Looks a goon bit of kit, can do 3D with a add on, bit dated but not cheap when new.


----------



## JanHank (Mar 29, 2015)

Kev_n_Liz said:


> Ta me deary, I imagine at your great age your not exactly hand shake free, and it seems to do quite well, and I'm possibly in a the market for a new camera.


 It´s when you wind in and make the subject bigger it shows up the wobble.
When I filmed the deer and kite I had to guess where they were because the sun was on the camera so didn't wind in much.
Its got an I.O.S. anti shake which is on all the time.

The battery lasts until it runs out, we have 2 a little one and a bigger one, the little one doesn´t last as long as the big one >
It depends how much filming you do and how many times you check what you've just done.
The camera and batteries were bought about 2011. It was around the 1,000€ mark.
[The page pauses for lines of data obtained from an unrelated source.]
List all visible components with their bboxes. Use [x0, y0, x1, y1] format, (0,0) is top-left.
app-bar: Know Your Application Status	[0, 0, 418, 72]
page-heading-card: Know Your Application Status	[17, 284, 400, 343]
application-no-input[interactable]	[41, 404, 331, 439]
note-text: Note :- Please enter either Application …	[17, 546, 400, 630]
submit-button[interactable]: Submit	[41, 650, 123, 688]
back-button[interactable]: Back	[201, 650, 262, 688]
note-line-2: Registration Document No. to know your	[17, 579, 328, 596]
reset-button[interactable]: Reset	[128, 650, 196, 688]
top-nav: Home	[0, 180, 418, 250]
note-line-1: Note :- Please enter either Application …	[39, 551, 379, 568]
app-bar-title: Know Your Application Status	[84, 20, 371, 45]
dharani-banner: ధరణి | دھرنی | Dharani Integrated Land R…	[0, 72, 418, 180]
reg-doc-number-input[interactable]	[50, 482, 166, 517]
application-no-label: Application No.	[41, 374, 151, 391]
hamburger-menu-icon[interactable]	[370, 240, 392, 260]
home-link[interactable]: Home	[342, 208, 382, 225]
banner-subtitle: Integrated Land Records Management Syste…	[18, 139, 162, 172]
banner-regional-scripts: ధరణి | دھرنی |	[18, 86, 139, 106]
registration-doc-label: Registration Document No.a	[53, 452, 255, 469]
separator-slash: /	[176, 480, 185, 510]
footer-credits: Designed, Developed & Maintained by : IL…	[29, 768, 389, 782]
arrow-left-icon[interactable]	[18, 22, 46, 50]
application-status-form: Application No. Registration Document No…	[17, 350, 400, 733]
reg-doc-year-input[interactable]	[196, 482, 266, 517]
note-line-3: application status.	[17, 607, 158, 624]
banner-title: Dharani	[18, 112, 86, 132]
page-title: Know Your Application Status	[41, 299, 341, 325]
Also bought a special DVD recording thing for it, that was a waste of money, is easier to load it on to youtube for future viewing and of course sharing with riff-raff friends.
I forget half what it can do and have to keep looking it up.:grin2:


----------



## Pudsey_Bear (Sep 25, 2008)

Thanks Gert, there's one on Ebay for £100, jsut have to work out if I want one that much or not.


----------



## raynipper (Aug 4, 2008)

Far too complicated for the likes of Kev.
Just need big ole in front and small ole in back with big button on top.

Ray.


----------



## Pudsey_Bear (Sep 25, 2008)

Hmm, not found one with the big button on top so far.


----------



## JanHank (Mar 29, 2015)

Kev_n_Liz said:


> Hmm, not found one with the big button on top so far.


Mines got a button on top to take still photos.


----------